Oats peanut jaggery ladoo
OATS PEANUT JAGGERY LADOO
INGREDIENTS
- Oats – 1 cup
- Peanut – 1 cup
- White sesame / til – 2 tbsp
- Grated jaggery – 3/4 or 1 cup or as per taste
- Cardamom /elaichi – 2
- Melted ghee – 1 tbsp
PREPARATION
- Heat a heavy bottom pan and add the oats.
- Dry roast the oats for few mins on medium low flame till colour changes slightly .[don’t burn it ] Remove and keep aside .
- Add the sesame and roast till it puffs up , remove and keep aside
- Now add the peanuts and roast till golden brown .
- Transfer the roasted peanuts to a plate and allow it to cool .
- Once the peanut cools ,rub with hands and remove the skin .Discard the skin .
METHOD
Take the roasted oats + roasted skinless peanuts + cardamom and grind it into a pwdr .
Now add the jaggery and grind till all ingredients blend well .
Transfer this mixture to a big plate .
Add the roasted sesame and ghee.
Mix well with clean hands .
Take a small bite portion and roll it into mini balls .
Oats peanut ladoo are ready to serve .
Store in an air tight container .
NOTES
- For only oats ladoo ,skip peanut and take 2 cups of oats.
- Ghee is optional.
- We can also add chopped roasted dry fruits /edible gum .
- We can also take a combination of oats and rava OR oats and coconut OR oats and sesame in same quantity as above .
GOODNESS OF JAGGERY from google
- It prevents constipation by aiding digestion.
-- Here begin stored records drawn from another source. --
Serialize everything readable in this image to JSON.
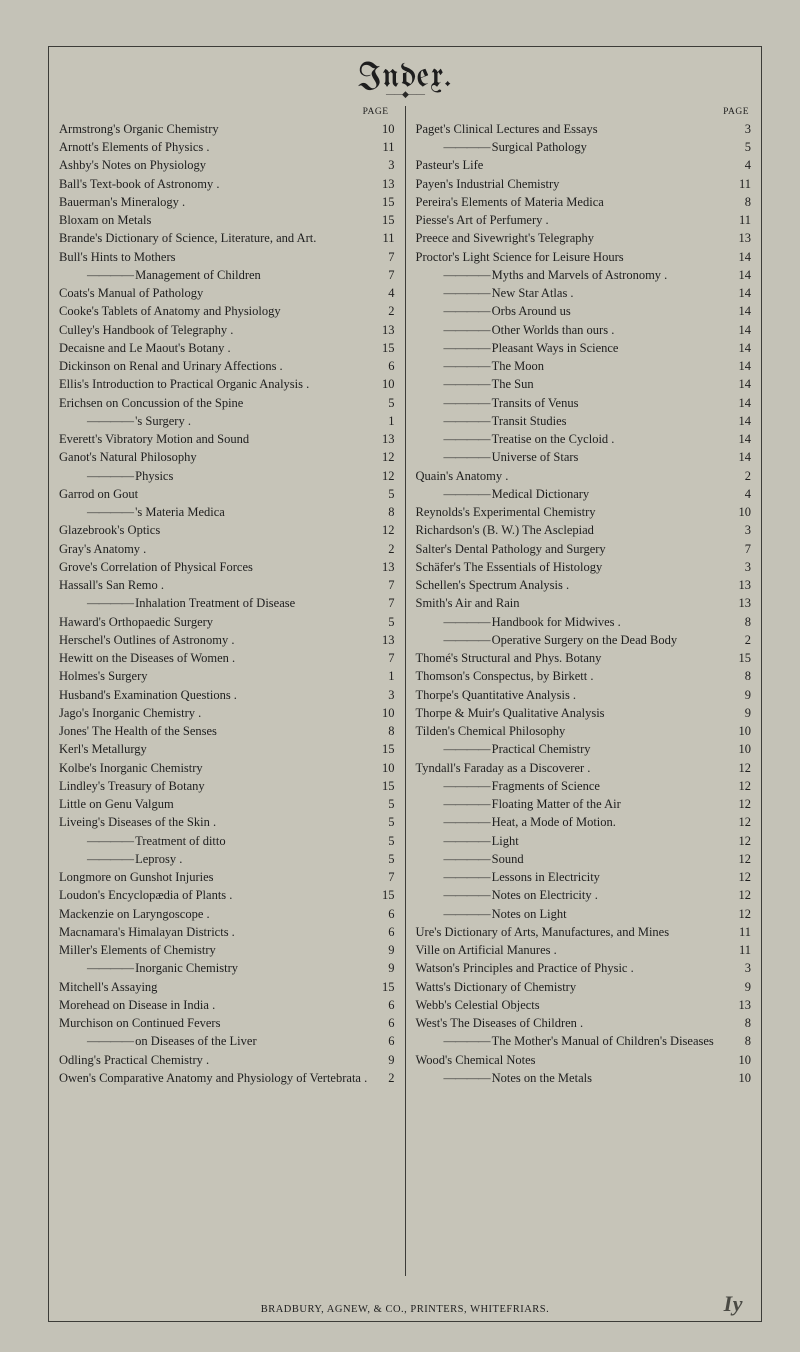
{
  "title": "Index.",
  "page_label": "PAGE",
  "footer": "BRADBURY, AGNEW, & CO., PRINTERS, WHITEFRIARS.",
  "footer_mark": "Iy",
  "left": [
    {
      "t": "Armstrong's Organic Chemistry",
      "p": "10"
    },
    {
      "t": "Arnott's Elements of Physics .",
      "p": "11"
    },
    {
      "t": "Ashby's Notes on Physiology",
      "p": "3"
    },
    {
      "t": "Ball's Text-book of Astronomy .",
      "p": "13"
    },
    {
      "t": "Bauerman's Mineralogy .",
      "p": "15"
    },
    {
      "t": "Bloxam on Metals",
      "p": "15"
    },
    {
      "t": "Brande's Dictionary of Science, Literature, and Art.",
      "p": "11"
    },
    {
      "t": "Bull's Hints to Mothers",
      "p": "7"
    },
    {
      "t": "Management of Children",
      "p": "7",
      "sub": true
    },
    {
      "t": "Coats's Manual of Pathology",
      "p": "4"
    },
    {
      "t": "Cooke's Tablets of Anatomy and Physiology",
      "p": "2"
    },
    {
      "t": "Culley's Handbook of Telegraphy .",
      "p": "13"
    },
    {
      "t": "Decaisne and Le Maout's Botany .",
      "p": "15"
    },
    {
      "t": "Dickinson on Renal and Urinary Affections .",
      "p": "6"
    },
    {
      "t": "Ellis's Introduction to Practical Organic Analysis .",
      "p": "10"
    },
    {
      "t": "Erichsen on Concussion of the Spine",
      "p": "5"
    },
    {
      "t": "'s Surgery .",
      "p": "1",
      "sub": true
    },
    {
      "t": "Everett's Vibratory Motion and Sound",
      "p": "13"
    },
    {
      "t": "Ganot's Natural Philosophy",
      "p": "12"
    },
    {
      "t": "Physics",
      "p": "12",
      "sub": true
    },
    {
      "t": "Garrod on Gout",
      "p": "5"
    },
    {
      "t": "'s Materia Medica",
      "p": "8",
      "sub": true
    },
    {
      "t": "Glazebrook's Optics",
      "p": "12"
    },
    {
      "t": "Gray's Anatomy .",
      "p": "2"
    },
    {
      "t": "Grove's Correlation of Physical Forces",
      "p": "13"
    },
    {
      "t": "Hassall's San Remo .",
      "p": "7"
    },
    {
      "t": "Inhalation Treatment of Disease",
      "p": "7",
      "sub": true
    },
    {
      "t": "Haward's Orthopaedic Surgery",
      "p": "5"
    },
    {
      "t": "Herschel's Outlines of Astronomy .",
      "p": "13"
    },
    {
      "t": "Hewitt on the Diseases of Women .",
      "p": "7"
    },
    {
      "t": "Holmes's Surgery",
      "p": "1"
    },
    {
      "t": "Husband's Examination Questions .",
      "p": "3"
    },
    {
      "t": "Jago's Inorganic Chemistry .",
      "p": "10"
    },
    {
      "t": "Jones' The Health of the Senses",
      "p": "8"
    },
    {
      "t": "Kerl's Metallurgy",
      "p": "15"
    },
    {
      "t": "Kolbe's Inorganic Chemistry",
      "p": "10"
    },
    {
      "t": "Lindley's Treasury of Botany",
      "p": "15"
    },
    {
      "t": "Little on Genu Valgum",
      "p": "5"
    },
    {
      "t": "Liveing's Diseases of the Skin .",
      "p": "5"
    },
    {
      "t": "Treatment of ditto",
      "p": "5",
      "sub": true
    },
    {
      "t": "Leprosy .",
      "p": "5",
      "sub": true
    },
    {
      "t": "Longmore on Gunshot Injuries",
      "p": "7"
    },
    {
      "t": "Loudon's Encyclopædia of Plants .",
      "p": "15"
    },
    {
      "t": "Mackenzie on Laryngoscope .",
      "p": "6"
    },
    {
      "t": "Macnamara's Himalayan Districts .",
      "p": "6"
    },
    {
      "t": "Miller's Elements of Chemistry",
      "p": "9"
    },
    {
      "t": "Inorganic Chemistry",
      "p": "9",
      "sub": true
    },
    {
      "t": "Mitchell's Assaying",
      "p": "15"
    },
    {
      "t": "Morehead on Disease in India .",
      "p": "6"
    },
    {
      "t": "Murchison on Continued Fevers",
      "p": "6"
    },
    {
      "t": "on Diseases of the Liver",
      "p": "6",
      "sub": true
    },
    {
      "t": "Odling's Practical Chemistry .",
      "p": "9"
    },
    {
      "t": "Owen's Comparative Anatomy and Physiology of Vertebrata .",
      "p": "2"
    }
  ],
  "right": [
    {
      "t": "Paget's Clinical Lectures and Essays",
      "p": "3"
    },
    {
      "t": "Surgical Pathology",
      "p": "5",
      "sub": true
    },
    {
      "t": "Pasteur's Life",
      "p": "4"
    },
    {
      "t": "Payen's Industrial Chemistry",
      "p": "11"
    },
    {
      "t": "Pereira's Elements of Materia Medica",
      "p": "8"
    },
    {
      "t": "Piesse's Art of Perfumery .",
      "p": "11"
    },
    {
      "t": "Preece and Sivewright's Telegraphy",
      "p": "13"
    },
    {
      "t": "Proctor's Light Science for Leisure Hours",
      "p": "14"
    },
    {
      "t": "Myths and Marvels of Astronomy .",
      "p": "14",
      "sub": true
    },
    {
      "t": "New Star Atlas .",
      "p": "14",
      "sub": true
    },
    {
      "t": "Orbs Around us",
      "p": "14",
      "sub": true
    },
    {
      "t": "Other Worlds than ours .",
      "p": "14",
      "sub": true
    },
    {
      "t": "Pleasant Ways in Science",
      "p": "14",
      "sub": true
    },
    {
      "t": "The Moon",
      "p": "14",
      "sub": true
    },
    {
      "t": "The Sun",
      "p": "14",
      "sub": true
    },
    {
      "t": "Transits of Venus",
      "p": "14",
      "sub": true
    },
    {
      "t": "Transit Studies",
      "p": "14",
      "sub": true
    },
    {
      "t": "Treatise on the Cycloid .",
      "p": "14",
      "sub": true
    },
    {
      "t": "Universe of Stars",
      "p": "14",
      "sub": true
    },
    {
      "t": "Quain's Anatomy .",
      "p": "2"
    },
    {
      "t": "Medical Dictionary",
      "p": "4",
      "sub": true
    },
    {
      "t": "Reynolds's Experimental Chemistry",
      "p": "10"
    },
    {
      "t": "Richardson's (B. W.) The Asclepiad",
      "p": "3"
    },
    {
      "t": "Salter's Dental Pathology and Surgery",
      "p": "7"
    },
    {
      "t": "Schäfer's The Essentials of Histology",
      "p": "3"
    },
    {
      "t": "Schellen's Spectrum Analysis .",
      "p": "13"
    },
    {
      "t": "Smith's Air and Rain",
      "p": "13"
    },
    {
      "t": "Handbook for Midwives .",
      "p": "8",
      "sub": true
    },
    {
      "t": "Operative Surgery on the Dead Body",
      "p": "2",
      "sub": true
    },
    {
      "t": "Thomé's Structural and Phys. Botany",
      "p": "15"
    },
    {
      "t": "Thomson's Conspectus, by Birkett .",
      "p": "8"
    },
    {
      "t": "Thorpe's Quantitative Analysis .",
      "p": "9"
    },
    {
      "t": "Thorpe & Muir's Qualitative Analysis",
      "p": "9"
    },
    {
      "t": "Tilden's Chemical Philosophy",
      "p": "10"
    },
    {
      "t": "Practical Chemistry",
      "p": "10",
      "sub": true
    },
    {
      "t": "Tyndall's Faraday as a Discoverer .",
      "p": "12"
    },
    {
      "t": "Fragments of Science",
      "p": "12",
      "sub": true
    },
    {
      "t": "Floating Matter of the Air",
      "p": "12",
      "sub": true
    },
    {
      "t": "Heat, a Mode of Motion.",
      "p": "12",
      "sub": true
    },
    {
      "t": "Light",
      "p": "12",
      "sub": true
    },
    {
      "t": "Sound",
      "p": "12",
      "sub": true
    },
    {
      "t": "Lessons in Electricity",
      "p": "12",
      "sub": true
    },
    {
      "t": "Notes on Electricity .",
      "p": "12",
      "sub": true
    },
    {
      "t": "Notes on Light",
      "p": "12",
      "sub": true
    },
    {
      "t": "Ure's Dictionary of Arts, Manufactures, and Mines",
      "p": "11"
    },
    {
      "t": "Ville on Artificial Manures .",
      "p": "11"
    },
    {
      "t": "Watson's Principles and Practice of Physic .",
      "p": "3"
    },
    {
      "t": "Watts's Dictionary of Chemistry",
      "p": "9"
    },
    {
      "t": "Webb's Celestial Objects",
      "p": "13"
    },
    {
      "t": "West's The Diseases of Children .",
      "p": "8"
    },
    {
      "t": "The Mother's Manual of Children's Diseases",
      "p": "8",
      "sub": true
    },
    {
      "t": "Wood's Chemical Notes",
      "p": "10"
    },
    {
      "t": "Notes on the Metals",
      "p": "10",
      "sub": true
    }
  ]
}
It activates the digestive enzymes in our body, thus helps in proper digestion of food. That’s why many people prefer eating jaggery after a meal.
- It acts as a detox, as it helps cleanse the liver by flushing out nasty toxins from the body.
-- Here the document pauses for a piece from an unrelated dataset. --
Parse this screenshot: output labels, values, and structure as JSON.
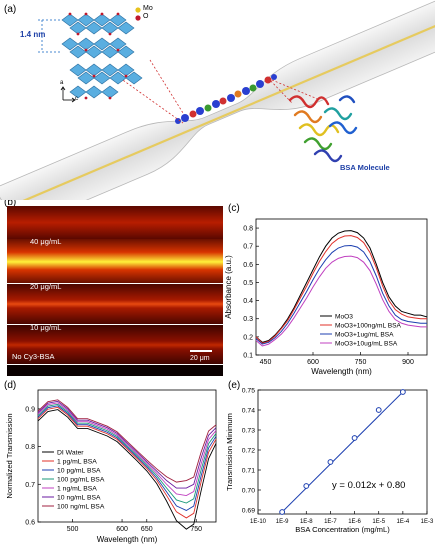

- Jaggery is loaded with antioxidants and minerals like zinc and selenium, which help prevent free-radicals (responsible for early ageing). It helps boost resistance against infections, hence building stronger immunity.
- Eating a piece of jaggery daily can help women combat PMS symptoms including mood swings, menstrual cramps and abdominal pain.
- Jaggery acts as a natural sweetener and provides energy over an extended period of time.
- ****Consume jaggery in moderation, as it is slightly higher in calories, containing up to 4 kcal/gram. People who are diabetic or are following a weight loss diet should monitor their consumption of jaggery, as it can lead to weight gain and fluctuations in blood-sugar levels.
- Jaggery is loaded with antioxidants and minerals such as zinc and selenium, Jaggery also helps increase the total count of haemoglobin in the blood.